Além disso, não cabe levar em conta a necessidade do servidor, mais sim da Administração, pois deve prevalecer o interesse público sobre o particular, até porque, no presente caso, evidente o interesse público sobre o interesse do apelante, na medida em que diversos munícipes pleitearam, por meio de abaixo-assinado, o afastamento do apelante de suas funções do hospital em que se encontrava lotado, por considerarem o serviço prestado como inadequado. Ainda, levou-se em conta o pedido do apelante de transferência para outro hospital em município diverso.
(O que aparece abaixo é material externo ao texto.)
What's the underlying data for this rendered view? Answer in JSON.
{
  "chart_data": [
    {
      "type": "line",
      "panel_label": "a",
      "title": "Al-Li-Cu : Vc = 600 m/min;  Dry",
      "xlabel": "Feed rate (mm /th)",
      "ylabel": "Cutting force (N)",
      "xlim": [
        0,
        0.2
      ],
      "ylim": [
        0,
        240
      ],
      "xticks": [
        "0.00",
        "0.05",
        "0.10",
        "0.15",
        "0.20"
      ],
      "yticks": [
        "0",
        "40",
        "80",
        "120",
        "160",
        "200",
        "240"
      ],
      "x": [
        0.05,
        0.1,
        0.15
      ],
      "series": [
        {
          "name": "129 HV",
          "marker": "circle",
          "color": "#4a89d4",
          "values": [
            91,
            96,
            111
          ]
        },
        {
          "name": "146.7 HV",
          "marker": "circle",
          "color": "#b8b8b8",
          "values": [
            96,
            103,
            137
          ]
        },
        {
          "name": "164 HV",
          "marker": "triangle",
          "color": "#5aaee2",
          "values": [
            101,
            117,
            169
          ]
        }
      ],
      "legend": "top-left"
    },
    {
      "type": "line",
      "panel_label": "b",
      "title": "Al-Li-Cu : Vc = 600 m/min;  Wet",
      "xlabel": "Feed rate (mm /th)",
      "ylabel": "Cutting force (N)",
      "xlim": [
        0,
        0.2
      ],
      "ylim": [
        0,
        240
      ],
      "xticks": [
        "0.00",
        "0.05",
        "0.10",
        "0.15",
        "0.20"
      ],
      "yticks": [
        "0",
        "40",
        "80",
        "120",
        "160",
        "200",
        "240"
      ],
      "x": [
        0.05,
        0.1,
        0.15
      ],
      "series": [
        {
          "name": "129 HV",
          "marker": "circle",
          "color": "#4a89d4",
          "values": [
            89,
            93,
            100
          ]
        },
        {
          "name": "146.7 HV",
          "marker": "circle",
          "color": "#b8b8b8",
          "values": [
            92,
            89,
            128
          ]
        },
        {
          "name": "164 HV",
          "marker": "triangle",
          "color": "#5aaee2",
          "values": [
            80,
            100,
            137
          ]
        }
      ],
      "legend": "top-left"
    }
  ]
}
Por fim, vale dizer que o servidor público está subordinado à lei, não se podendo levar em conta para o deslinde do presente caso as regras constante do Regimento Interno do Corpo Médico do Hospital Carolina Lupion, já que o Regimento Interno referido não possui natureza normativa, mas sim administrativa, ou seja, é ato produzido pela própria Instituição, possuindo natureza infra- legal, subordinando-se integralmente aos preceitos legais vigentes, isto é, deve obediência inicial a tudo o que esta prescrito na Lei.
Em assim sendo, não reveste o ato de qualquer ilegalidade o ato de afastamento do apelante de suas funções no Hospital Carolina Lupion, haja vista que o mesmo se deu em atendimento à conveniência, a discricionariedade dos atos do ente público, ao qual o apelante encontrava-se subordinado, e ao interesse público.
III DECISÃO. Diante do exposto, ACORDAM os Desembargadores integrantes da Quinta Câmara Cível do Tribunal de Justiça do Estado do Paraná, por unanimidade de votos, em conhecer e negar provimento ao recurso, nos termos do voto. Participaram do julgamento os senhores Desembargadores Leonel Cunha (presidente, sem voto) e José Marcos de Moura e o Juiz Substituto 2º G. Rogério Ribas. Curitiba, 15 de fevereiro de 2011.